Texas Courts of Appeals

Woodard v. State – 1st COA

12/09/10 : Cite Nos. 01-09-00133-CR and 01-09-00134-CR


Did the evidence support convictions for possession of a controlled substance both at Woodard’s residence and in a correctional institution?


Although the evidence was sufficient to prove possession of the cocaine in her home, it was insufficient to prove she possessed it in the jail. The police arrested Woodard for domestic violence at her home and transported her along with her purse where the cocaine was found, but Woodard exercised no care, custody, control, or management over the purse in jail. Read Opinion.
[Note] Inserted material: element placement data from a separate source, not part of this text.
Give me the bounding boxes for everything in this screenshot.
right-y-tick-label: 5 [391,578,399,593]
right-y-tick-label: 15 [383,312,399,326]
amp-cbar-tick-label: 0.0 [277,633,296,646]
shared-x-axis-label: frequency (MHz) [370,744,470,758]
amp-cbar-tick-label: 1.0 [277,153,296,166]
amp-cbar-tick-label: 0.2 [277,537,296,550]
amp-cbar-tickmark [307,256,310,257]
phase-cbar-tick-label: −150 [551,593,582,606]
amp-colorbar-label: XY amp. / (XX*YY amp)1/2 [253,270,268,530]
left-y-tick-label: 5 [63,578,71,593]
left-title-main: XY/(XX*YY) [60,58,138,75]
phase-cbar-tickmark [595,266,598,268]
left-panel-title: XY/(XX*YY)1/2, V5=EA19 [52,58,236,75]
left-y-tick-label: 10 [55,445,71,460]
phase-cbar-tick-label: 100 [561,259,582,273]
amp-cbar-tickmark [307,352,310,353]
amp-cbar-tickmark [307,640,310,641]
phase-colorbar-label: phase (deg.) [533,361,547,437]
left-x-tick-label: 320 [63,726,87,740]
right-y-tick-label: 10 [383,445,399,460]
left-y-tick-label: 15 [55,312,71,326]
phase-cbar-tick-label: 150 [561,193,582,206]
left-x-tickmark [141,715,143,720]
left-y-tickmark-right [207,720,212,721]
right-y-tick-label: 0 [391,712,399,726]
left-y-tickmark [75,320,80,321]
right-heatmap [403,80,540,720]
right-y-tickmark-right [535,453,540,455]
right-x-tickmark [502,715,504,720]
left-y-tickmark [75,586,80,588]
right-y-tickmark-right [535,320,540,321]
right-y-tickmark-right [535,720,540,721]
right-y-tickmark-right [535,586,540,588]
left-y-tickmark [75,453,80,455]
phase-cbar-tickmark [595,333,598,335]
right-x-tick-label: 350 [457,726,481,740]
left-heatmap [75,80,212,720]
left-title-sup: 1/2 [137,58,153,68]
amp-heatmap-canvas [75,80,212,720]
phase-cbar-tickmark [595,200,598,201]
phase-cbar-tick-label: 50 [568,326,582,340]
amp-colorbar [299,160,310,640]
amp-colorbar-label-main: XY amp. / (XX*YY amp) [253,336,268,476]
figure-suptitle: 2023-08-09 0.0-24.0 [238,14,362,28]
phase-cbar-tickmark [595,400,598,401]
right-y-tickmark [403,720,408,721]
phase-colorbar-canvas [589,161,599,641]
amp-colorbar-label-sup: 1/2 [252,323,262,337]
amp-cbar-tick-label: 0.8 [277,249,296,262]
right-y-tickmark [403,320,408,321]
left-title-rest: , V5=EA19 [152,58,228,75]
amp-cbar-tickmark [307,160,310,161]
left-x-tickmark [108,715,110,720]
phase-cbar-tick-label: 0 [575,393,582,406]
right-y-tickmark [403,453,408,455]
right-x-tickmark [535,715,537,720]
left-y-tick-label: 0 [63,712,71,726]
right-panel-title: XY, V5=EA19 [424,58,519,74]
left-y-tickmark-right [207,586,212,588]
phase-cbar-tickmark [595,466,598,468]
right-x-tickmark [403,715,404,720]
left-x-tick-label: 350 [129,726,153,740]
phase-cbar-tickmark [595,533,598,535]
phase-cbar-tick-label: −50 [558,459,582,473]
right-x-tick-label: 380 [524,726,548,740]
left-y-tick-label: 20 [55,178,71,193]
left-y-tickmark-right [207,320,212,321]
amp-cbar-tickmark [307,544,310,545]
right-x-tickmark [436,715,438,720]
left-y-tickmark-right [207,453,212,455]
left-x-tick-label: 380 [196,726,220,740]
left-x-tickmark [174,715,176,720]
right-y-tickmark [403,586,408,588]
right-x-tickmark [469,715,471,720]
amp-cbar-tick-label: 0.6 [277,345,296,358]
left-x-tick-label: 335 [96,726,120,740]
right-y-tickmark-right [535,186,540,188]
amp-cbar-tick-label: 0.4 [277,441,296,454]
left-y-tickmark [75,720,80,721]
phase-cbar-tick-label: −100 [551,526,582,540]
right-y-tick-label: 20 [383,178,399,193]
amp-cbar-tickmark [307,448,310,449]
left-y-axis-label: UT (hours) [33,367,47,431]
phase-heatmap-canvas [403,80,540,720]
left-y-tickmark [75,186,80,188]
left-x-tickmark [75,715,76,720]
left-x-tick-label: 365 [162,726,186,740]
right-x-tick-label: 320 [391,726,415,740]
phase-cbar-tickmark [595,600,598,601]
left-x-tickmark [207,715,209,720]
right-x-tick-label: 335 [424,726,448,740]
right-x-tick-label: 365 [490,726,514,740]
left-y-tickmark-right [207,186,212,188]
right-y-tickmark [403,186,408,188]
This opinion would suggest that, in the typical case, a defendant booked into jail cannot commit the offense of possession of a controlled substance in a correctional facility because the property in which the substance is located is no longer within the defendant’s control. This is an interesting holding, and one that the Court of Criminal Appeals should want to review.

State v. Holloway -6th COA

12/10/10 : Cite No. 06-10-00333-CR


Did the State timely appeal from an order granting a DNA motion and from an order granting a new trial? Also did the trial court properly grant a new trial?


The State’s notice of appeal from the order on the DNA motion was untimely by months, but its notice of appeal on the new trial order was timely. The trial court incorrectly granted a new trial years after the conviction became final and the DNA test results did not create a reasonable probability that Holloway was innocent. Read Opinion.


This is a thorough opinion, and you should be able to cite it for two reasons. First, it can be cited if your trial judge grants a new trial well after the time period has passed for granting a new trial. Second, it can be cited to support your argument that a defendant is not necessarily entitled to a new trial just because arguably favorable post-conviction DNA testing has been performed.